Still, it took some time to work out what to do next. Inevitably, that October release was delayed, and then the films that did eke out a cinema release over the next six months were pretty much shot down as they arrived. Whether Universal was spooked by the performance of News Of The World, the broader state of the industry, or both, it decided to cut its losses. A deal was struck with Apple to acquire Finch, and it was announced in May 2021.

The film debuted on the Apple service in November 2021, without the kind of cinema release it’s more recently afforded to the likes of Argylle and Killers Of The Flower Moon. Apple was buoyed by the initial success of the film, with Finch enjoying the best opening for a film on its service (taking the previous record from, yep, Greyhound).

Reviews for Finch were hardly raves, but they were warm enough, and Apple was happy. Quite how many people have seen the film is impossible guess, such are the dark arts of streaming numbers. I’m still going to go with ‘not as many as watched Allied’, though.

Disney’s Pinocchio (2022)

Pinocchio
Pinocchio

There was a period in the 1990s when Francis Ford Coppola, keen to keep on making films and also help fund some other things he wanted to do, took on a pair of director-for-hire jobs. One was Jack, a pretty rubbish, by-the-numbers family comedy starring Robin Williams. The other was John Grisham novel adaptation The Rainmaker, which did a little business.

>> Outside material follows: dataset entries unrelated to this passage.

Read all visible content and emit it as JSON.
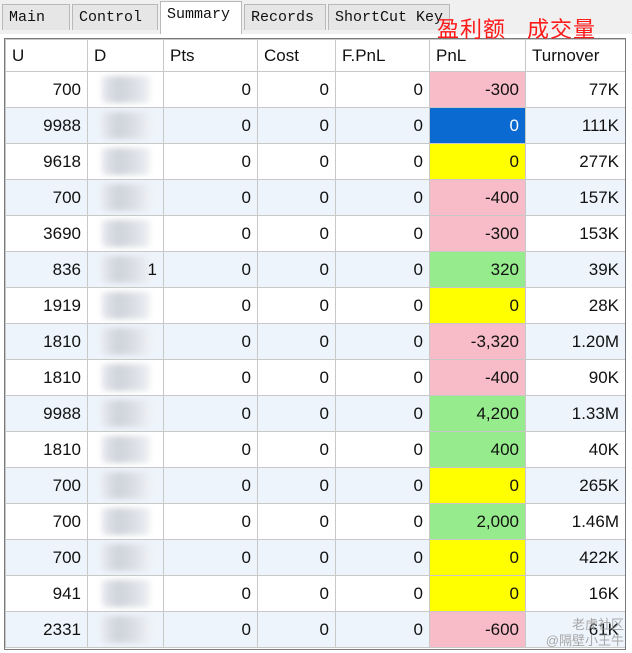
{
  "tabs": [
    {
      "label": "Main",
      "active": false
    },
    {
      "label": "Control",
      "active": false
    },
    {
      "label": "Summary",
      "active": true
    },
    {
      "label": "Records",
      "active": false
    },
    {
      "label": "ShortCut Key",
      "active": false
    }
  ],
  "annotations": {
    "pnl_cn": "盈利额",
    "turnover_cn": "成交量",
    "color": "#ff1a1a"
  },
  "columns": [
    "U",
    "D",
    "Pts",
    "Cost",
    "F.PnL",
    "PnL",
    "Turnover"
  ],
  "pnl_colors": {
    "red": "#f8bcc8",
    "yellow": "#ffff00",
    "green": "#96ec8c",
    "blue": "#0a6ad2"
  },
  "rows": [
    {
      "u": "700",
      "d": "",
      "pts": "0",
      "cost": "0",
      "fpnl": "0",
      "pnl": "-300",
      "pnl_color": "red",
      "turnover": "77K"
    },
    {
      "u": "9988",
      "d": "",
      "pts": "0",
      "cost": "0",
      "fpnl": "0",
      "pnl": "0",
      "pnl_color": "blue",
      "turnover": "111K"
    },
    {
      "u": "9618",
      "d": "",
      "pts": "0",
      "cost": "0",
      "fpnl": "0",
      "pnl": "0",
      "pnl_color": "yellow",
      "turnover": "277K"
    },
    {
      "u": "700",
      "d": "",
      "pts": "0",
      "cost": "0",
      "fpnl": "0",
      "pnl": "-400",
      "pnl_color": "red",
      "turnover": "157K"
    },
    {
      "u": "3690",
      "d": "",
      "pts": "0",
      "cost": "0",
      "fpnl": "0",
      "pnl": "-300",
      "pnl_color": "red",
      "turnover": "153K"
    },
    {
      "u": "836",
      "d": "1",
      "pts": "0",
      "cost": "0",
      "fpnl": "0",
      "pnl": "320",
      "pnl_color": "green",
      "turnover": "39K"
    },
    {
      "u": "1919",
      "d": "",
      "pts": "0",
      "cost": "0",
      "fpnl": "0",
      "pnl": "0",
      "pnl_color": "yellow",
      "turnover": "28K"
    },
    {
      "u": "1810",
      "d": "",
      "pts": "0",
      "cost": "0",
      "fpnl": "0",
      "pnl": "-3,320",
      "pnl_color": "red",
      "turnover": "1.20M"
    },
    {
      "u": "1810",
      "d": "",
      "pts": "0",
      "cost": "0",
      "fpnl": "0",
      "pnl": "-400",
      "pnl_color": "red",
      "turnover": "90K"
    },
    {
      "u": "9988",
      "d": "",
      "pts": "0",
      "cost": "0",
      "fpnl": "0",
      "pnl": "4,200",
      "pnl_color": "green",
      "turnover": "1.33M"
    },
    {
      "u": "1810",
      "d": "",
      "pts": "0",
      "cost": "0",
      "fpnl": "0",
      "pnl": "400",
      "pnl_color": "green",
      "turnover": "40K"
    },
    {
      "u": "700",
      "d": "",
      "pts": "0",
      "cost": "0",
      "fpnl": "0",
      "pnl": "0",
      "pnl_color": "yellow",
      "turnover": "265K"
    },
    {
      "u": "700",
      "d": "",
      "pts": "0",
      "cost": "0",
      "fpnl": "0",
      "pnl": "2,000",
      "pnl_color": "green",
      "turnover": "1.46M"
    },
    {
      "u": "700",
      "d": "",
      "pts": "0",
      "cost": "0",
      "fpnl": "0",
      "pnl": "0",
      "pnl_color": "yellow",
      "turnover": "422K"
    },
    {
      "u": "941",
      "d": "",
      "pts": "0",
      "cost": "0",
      "fpnl": "0",
      "pnl": "0",
      "pnl_color": "yellow",
      "turnover": "16K"
    },
    {
      "u": "2331",
      "d": "",
      "pts": "0",
      "cost": "0",
      "fpnl": "0",
      "pnl": "-600",
      "pnl_color": "red",
      "turnover": "61K"
    }
  ],
  "watermark": {
    "line1": "老虎社区",
    "line2": "@隔壁小王牛"
  }
}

Robert Zemeckis hit a similar patch in the 2020s. After seeing the ambitious and costly Welcome To Marwen stumble in 2018 (and that followed commercial disappointments The Walk and Allied), he steered Warner Bros’ remake of The Witches, based on the novel by Roald Dahl. And then he signed up for a new take on Pinocchio, which appeared on Disney+ in 2022.

He roped in his old mate Tom Hanks for it, the pair having made Forrest Gump, Cast Away and A Christmas Carol together. And they both got the news they you don’t want to hear when making a fresh take on Pinocchio for the big screen: that Guillermo del Toro is having a go too.

Ironically, both of these Pinocchio movies would be funded by and released on streaming services. One would fare a lot, lot better than the other. del Toro picked up another Academy Award for his work, while the Disney+ Pinocchio? Few have even seen it, let alone talked about it. There’s little way around the fact that the endeavour felt like product, and isn’t particularly revered. Would that have been different had it enjoyed a cinema release? Hard to say, but Disney’s collection of remakes have at least tended to attract a moderate crowd.

Either way, Hanks’ next collaboration with Robert Zemeckis, Here, looks a lot, lot more interesting. At the time of this piece being written, it doesn’t have a UK cinema distributor attached.

Thoughts…

What unites these four films is, appreciating it may be the online and offline circles I exist in, I never hear anybody talking about them. Clearly they’re doing well to varying degrees somewhere: Apple’s opened its chequebook for its deal with Tom Hanks’ company for Greyhound 2, and it’s hard to quarrel when funds are going into films that nobody else seems to be making.

But I do think each of these in different ways has paid a price by not getting a full cinema release around the world. Circumstances are such that it wasn’t possible in each case, and in truth, the turbulent theatrical marketplace may have barely made a difference.

Yet I hear people talk about A Man Called Otto. Not as much as they do about The Batman, but it’s at least caused some conversation. My local supermarket picked it as one of the handful of DVDs it chooses to stock (although the other week, it was hiding behind Wonka). It feels, for better or worse, like it exists just a little bit more.

Times have moved on of course, and the fact that people are still giving Tom Hanks money to make films that others aren’t suggests I might be the out-of-touch person yelling at clouds.

Still: ask your average moviegoer to name Tom Hanks’ last seven movie roles. I’d wager most will plump for his work in Elvis. Some may mention Asteroid City. But see if anyone offers up Greyhound or News Of The World. I’d be very happy to be proven wrong.